A positive impact could be the decrease in low-value or wasteful care. Treatments that offer only a marginal increment in the health of the patient and of which some elective surgeries are part of.
Questions related to private health insurance
Is there anything specific that happened around 2015 that would have kickstarted the decline in PHI membership?
Regulation around PHI has been constantly evolving, but to the best of my knowledge, no major change in policy took place in 2015. Means testing for rebates was introduced in 2012 and from 2014, the government changed the formula to calculate these, resulting in falling rebates. Moreover, the increase in premiums in 2015 has been one of the highest in the past years. The increase was approved on the grounds that benefits paid by private health funds were also rising (see more in this Conversation article). In 2015, there was a consultation on the value of PHI led by the Department of Health leading to the 2017 Senate Committee inquiry into the value and affordability of private health insurance and out-of-pocket medical costs. In summary, the decline in membership might not be driven by one single event but a combination of increasing out-of-pocket costs, affordability of PHI and its value.
Do you think PHI membership will increase again in the future?
Maybe, but is this the right measure? Not only is membership decreasing but people with private health insurance are choosing not to use it. This is something that should be accounted for.
If wages are not driving premium increases, what is? Profits?
By wages we do not mean wages of workers in the private healthcare industry, rather we mean wage incomes in the general economy, which is a major determinant of demand of private health insurance.
Have you seen differences over time in the take-up of private health insurance by income?
We see striking differences in membership by age. Young people are dropping coverage while people over 60 years old are taking PHI. Age is highly correlated with income, but I have no data to examine trends by income conditional on age. However, we do know that the thresholds of the Medicare Levy Surcharge can affect the uptake of PHI. Prior research has also shown that high income earners make up of the bulk of those who are insured.
Can you distinguish between memberships of people eligible for Medicare and those not eligible (temporary visa holders)?
The data we use on private health insurance membership is aggregated and has no information on the population that is not eligible for Medicare.
Some excellent presentation of data from our esteemed presenters and research work on this decades-old industry and relationship between public/private service delivery. What is the continuing and future rationale for taxpayer subsidies to private insurance industry whose business model will collapse without it? is this not clear evidence of market failure where an industry can only continue with greater taxpayer subsidisation, and lack of value per taxpayer dollar spent on healthcare?
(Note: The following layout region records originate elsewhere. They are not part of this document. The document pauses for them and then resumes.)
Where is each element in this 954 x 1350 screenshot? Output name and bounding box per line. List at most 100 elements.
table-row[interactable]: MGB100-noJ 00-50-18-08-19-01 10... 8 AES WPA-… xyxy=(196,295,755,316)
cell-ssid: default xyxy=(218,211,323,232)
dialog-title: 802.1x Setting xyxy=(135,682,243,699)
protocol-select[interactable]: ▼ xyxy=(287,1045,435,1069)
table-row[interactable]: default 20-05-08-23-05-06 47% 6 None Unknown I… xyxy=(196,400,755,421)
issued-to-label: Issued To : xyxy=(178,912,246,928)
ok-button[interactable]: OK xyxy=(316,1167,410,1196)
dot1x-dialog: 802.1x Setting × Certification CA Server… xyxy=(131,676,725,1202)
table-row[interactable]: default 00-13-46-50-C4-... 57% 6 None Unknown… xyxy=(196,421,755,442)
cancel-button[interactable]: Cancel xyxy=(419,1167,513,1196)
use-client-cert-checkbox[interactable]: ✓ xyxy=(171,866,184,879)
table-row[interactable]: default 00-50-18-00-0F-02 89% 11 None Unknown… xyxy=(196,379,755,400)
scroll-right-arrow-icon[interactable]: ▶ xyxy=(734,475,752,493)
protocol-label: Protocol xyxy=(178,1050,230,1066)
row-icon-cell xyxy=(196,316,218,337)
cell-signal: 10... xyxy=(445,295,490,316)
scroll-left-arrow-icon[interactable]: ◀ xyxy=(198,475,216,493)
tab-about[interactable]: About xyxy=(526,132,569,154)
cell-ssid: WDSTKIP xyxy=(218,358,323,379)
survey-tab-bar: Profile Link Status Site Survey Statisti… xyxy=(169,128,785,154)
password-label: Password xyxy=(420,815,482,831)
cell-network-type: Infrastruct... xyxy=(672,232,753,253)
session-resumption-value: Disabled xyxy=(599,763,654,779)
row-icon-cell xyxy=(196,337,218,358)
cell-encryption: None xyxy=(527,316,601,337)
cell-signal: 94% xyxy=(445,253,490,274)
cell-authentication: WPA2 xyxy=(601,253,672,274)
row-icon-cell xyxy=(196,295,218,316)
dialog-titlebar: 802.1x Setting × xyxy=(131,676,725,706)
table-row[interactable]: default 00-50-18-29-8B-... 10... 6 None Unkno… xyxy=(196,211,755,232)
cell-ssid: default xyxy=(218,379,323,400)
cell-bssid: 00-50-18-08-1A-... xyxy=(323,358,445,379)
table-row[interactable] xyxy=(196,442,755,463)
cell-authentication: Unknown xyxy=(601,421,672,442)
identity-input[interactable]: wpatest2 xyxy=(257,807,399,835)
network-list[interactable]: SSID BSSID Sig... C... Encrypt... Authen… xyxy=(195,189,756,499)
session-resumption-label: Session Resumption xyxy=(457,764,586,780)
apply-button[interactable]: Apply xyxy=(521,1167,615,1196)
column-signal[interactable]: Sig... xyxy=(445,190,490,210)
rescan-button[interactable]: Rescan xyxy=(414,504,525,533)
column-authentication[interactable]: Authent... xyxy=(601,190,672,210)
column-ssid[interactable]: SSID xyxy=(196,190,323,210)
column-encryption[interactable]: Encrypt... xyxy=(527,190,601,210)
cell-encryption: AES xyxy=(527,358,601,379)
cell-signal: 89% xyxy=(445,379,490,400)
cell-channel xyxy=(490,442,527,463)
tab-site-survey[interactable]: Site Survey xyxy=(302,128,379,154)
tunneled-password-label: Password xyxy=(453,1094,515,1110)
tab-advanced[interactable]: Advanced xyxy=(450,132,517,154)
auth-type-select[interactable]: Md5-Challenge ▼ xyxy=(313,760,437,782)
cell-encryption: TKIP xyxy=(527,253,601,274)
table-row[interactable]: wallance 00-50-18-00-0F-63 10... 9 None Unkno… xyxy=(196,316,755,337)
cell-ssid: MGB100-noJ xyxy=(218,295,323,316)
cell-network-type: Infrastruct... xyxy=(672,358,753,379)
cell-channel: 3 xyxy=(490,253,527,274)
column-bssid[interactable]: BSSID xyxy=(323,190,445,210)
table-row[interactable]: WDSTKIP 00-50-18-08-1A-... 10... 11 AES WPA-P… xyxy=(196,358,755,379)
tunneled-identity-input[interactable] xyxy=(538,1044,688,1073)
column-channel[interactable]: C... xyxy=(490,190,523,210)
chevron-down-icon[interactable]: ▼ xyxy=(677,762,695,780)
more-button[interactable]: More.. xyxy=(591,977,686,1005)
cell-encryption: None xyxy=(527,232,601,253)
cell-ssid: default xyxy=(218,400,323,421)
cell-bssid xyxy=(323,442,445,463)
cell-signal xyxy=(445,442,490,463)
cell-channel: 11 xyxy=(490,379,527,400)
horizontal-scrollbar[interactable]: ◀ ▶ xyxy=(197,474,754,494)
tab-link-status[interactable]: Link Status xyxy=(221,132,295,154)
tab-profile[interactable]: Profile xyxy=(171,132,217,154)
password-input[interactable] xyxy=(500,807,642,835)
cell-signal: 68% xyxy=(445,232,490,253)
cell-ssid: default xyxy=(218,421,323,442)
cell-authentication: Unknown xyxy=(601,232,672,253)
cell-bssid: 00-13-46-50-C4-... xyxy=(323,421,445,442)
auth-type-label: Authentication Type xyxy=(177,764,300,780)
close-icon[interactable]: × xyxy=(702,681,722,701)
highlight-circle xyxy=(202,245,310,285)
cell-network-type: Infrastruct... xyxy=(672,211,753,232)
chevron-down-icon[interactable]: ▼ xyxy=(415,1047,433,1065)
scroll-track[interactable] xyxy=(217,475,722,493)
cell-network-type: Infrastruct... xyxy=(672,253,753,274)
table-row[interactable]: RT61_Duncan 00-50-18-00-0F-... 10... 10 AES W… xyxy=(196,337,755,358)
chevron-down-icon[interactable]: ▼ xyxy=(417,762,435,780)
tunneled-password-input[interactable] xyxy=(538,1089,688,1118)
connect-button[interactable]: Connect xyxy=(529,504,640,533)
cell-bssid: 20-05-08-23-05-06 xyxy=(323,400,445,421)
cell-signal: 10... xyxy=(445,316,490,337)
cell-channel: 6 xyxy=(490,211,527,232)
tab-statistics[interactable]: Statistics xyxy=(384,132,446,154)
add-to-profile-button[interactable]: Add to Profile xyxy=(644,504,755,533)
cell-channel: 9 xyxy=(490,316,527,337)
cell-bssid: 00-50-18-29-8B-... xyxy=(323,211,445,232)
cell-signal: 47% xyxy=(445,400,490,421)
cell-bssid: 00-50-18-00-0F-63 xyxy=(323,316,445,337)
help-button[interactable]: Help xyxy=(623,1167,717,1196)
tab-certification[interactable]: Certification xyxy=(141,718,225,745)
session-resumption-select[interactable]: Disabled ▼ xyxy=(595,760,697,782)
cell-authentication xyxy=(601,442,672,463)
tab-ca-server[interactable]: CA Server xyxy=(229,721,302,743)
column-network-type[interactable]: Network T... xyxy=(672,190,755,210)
Thank you very much. Australia has one of the best health systems in the world, but this is not an excuse to stop improving it. At the moment the contribution of the private sector to the overall health system is non-negligible. A well-functioning private sector can support the public sector. It is time to re-think how and where to best put an extra dollar, but before redesigning the system we need to ask what is happening to patients. Unfortunately, we don’t have much evidence on this yet.
PHI is personal choice. Why we should subsidize personal choices of the better off people? Especially Dental services which are not covered by Medicare, which de facto means that everybody pays for services available only to the better off people?
Please see the answer to the question above.